It takes the average person with hearing loss 5 to 7 years before pursuing a qualified professional diagnosis, notwithstanding the reality that the signs and symptoms of hearing loss are clear to others. But are those with hearing loss just too stubborn to get help? No, actually, and for a couple of specific reasons.
Perhaps you know someone with hearing loss who either denies the condition or declines to seek professional help, and although this is undoubtedly frustrating, it is very conceivable that the indications of hearing loss are much more apparent to you than they are to them.
Here are the reasons why:
1. Hearing loss is gradual
In most scenarios, hearing loss develops so gradually over time that the affected individual simply doesn’t experience the change. While you would become aware of an instantaneous change from normal hearing to a 25 decibel hearing loss (characterized as moderate hearing loss), you wouldn’t detect the minuscule change of a 1-2 decibel loss.
So a gradual loss of 1-2 decibels over 10-20 years, while creating a 20-40 total decibel loss, is not going to be noticeable at any given moment in time for those afflicted. That’s why friends and family members are virtually always the first to detect hearing loss.
2. Hearing loss is often partial (high-frequency only)
The majority of hearing loss scenarios are classified as high-frequency hearing loss, indicating that the impacted person can still hear low-frequency background sounds normally. Even though speech, which is a high-frequency sound, is difficult for those with hearing loss to understand, other sounds can usually be heard normally. This is why it’s commonplace for those with hearing loss to assert, “my hearing is fine, everyone else mumbles.”
3. Hearing loss is not addressed by the family doctor
People struggling with hearing loss can obtain a mistaken sense of well-being following their annual physical. It’s quite common to hear people state “if I had hearing loss, my doctor would have told me.”
This is of course not true because only 14% of physicians consistently screen for hearing loss during the yearly checkup.
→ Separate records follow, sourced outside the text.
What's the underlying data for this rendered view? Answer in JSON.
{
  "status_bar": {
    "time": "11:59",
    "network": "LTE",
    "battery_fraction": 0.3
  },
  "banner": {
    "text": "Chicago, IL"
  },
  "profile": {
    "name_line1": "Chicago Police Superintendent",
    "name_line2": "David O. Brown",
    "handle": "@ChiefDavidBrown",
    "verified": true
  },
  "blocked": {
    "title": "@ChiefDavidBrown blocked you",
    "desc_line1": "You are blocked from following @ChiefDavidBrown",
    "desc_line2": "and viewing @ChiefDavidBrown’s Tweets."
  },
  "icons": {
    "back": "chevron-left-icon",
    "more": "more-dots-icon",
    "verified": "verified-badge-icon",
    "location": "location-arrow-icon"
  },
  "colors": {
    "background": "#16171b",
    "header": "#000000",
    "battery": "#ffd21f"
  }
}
Not to mention that the prime symptom for the majority of cases of hearing loss — trouble following speech in the presence of background noise — will not present itself in a tranquil office setting.
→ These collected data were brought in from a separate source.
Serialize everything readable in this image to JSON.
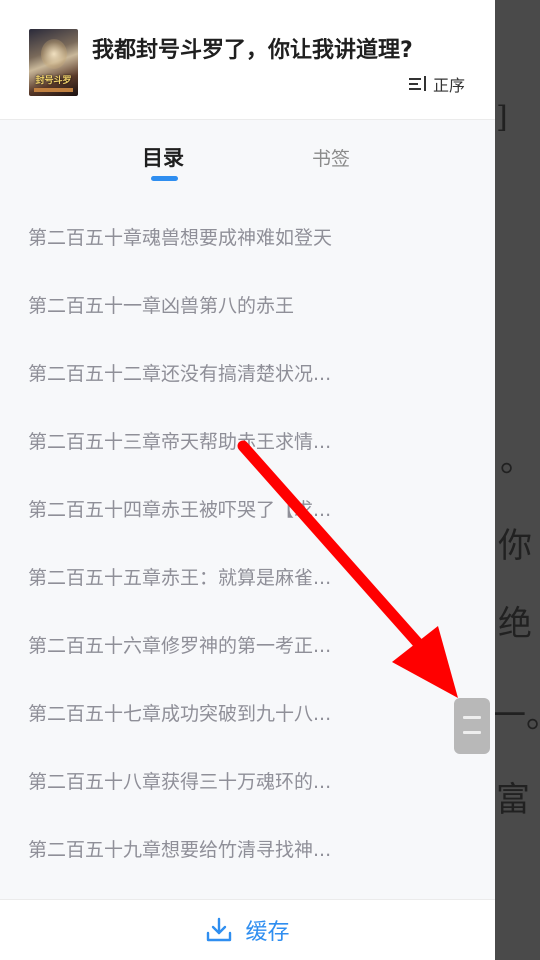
{
  "book": {
    "title": "我都封号斗罗了，你让我讲道理?",
    "cover_text": "封号斗罗"
  },
  "sort": {
    "label": "正序",
    "icon": "sort-icon"
  },
  "tabs": [
    {
      "label": "目录",
      "active": true
    },
    {
      "label": "书签",
      "active": false
    }
  ],
  "chapters": [
    "第二百五十章魂兽想要成神难如登天",
    "第二百五十一章凶兽第八的赤王",
    "第二百五十二章还没有搞清楚状况...",
    "第二百五十三章帝天帮助赤王求情...",
    "第二百五十四章赤王被吓哭了【求...",
    "第二百五十五章赤王：就算是麻雀...",
    "第二百五十六章修罗神的第一考正...",
    "第二百五十七章成功突破到九十八...",
    "第二百五十八章获得三十万魂环的...",
    "第二百五十九章想要给竹清寻找神..."
  ],
  "footer": {
    "cache_label": "缓存",
    "cache_icon": "download-icon"
  },
  "background_text": [
    "。",
    "你",
    "绝",
    "一。",
    "富",
    "]"
  ],
  "colors": {
    "accent": "#2f8ef0",
    "annotation": "#ff0000",
    "chapter_text": "#8f8f98"
  }
}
4. The burden of hearing loss can be shared or passed on to others
How do you manage hearing loss when there’s no cure? The solution is straight forward: amplify sounds. The problem is, although hearing aids are the most effective at amplifying sounds, they are not the only way to achieve it — which those with hearing loss rapidly identify.
Those with hearing loss oftentimes turn up the volume on everything, to the detriment of those around them. Tv sets and radios are played exceptionally loud and people are made to either shout or repeat themselves. The individual with hearing loss can get by just fine with this method, but only by passing on the burden to friends, family members, and colleagues.
5. Hearing loss is pain-free and invisible
Hearing loss is mainly subjective: it cannot be diagnosed by visible evaluation and it generally is not accompanied by any pain or discomfort. If individuals with hearing loss do not perceive a problem, mostly because of the reasons above, then they likely won’t take action.
The only method to correctly diagnose hearing loss is through audiometry, which will quantify the specific decibel level hearing loss at several sound frequencies. This is the only way to objectively determine whether hearing loss is present, but the hard part is needless to say getting to that point.
How to approach those with hearing loss
Hopefully, this article has created some empathy. It is always exasperating when someone with hearing loss refuses to recognize the problem, but remember, they may legitimately not fully grasp the severity of the problem. Instead of commanding that they get their hearing examined, a more productive method may be to educate them on the attributes of hearing loss that make the condition virtually invisible.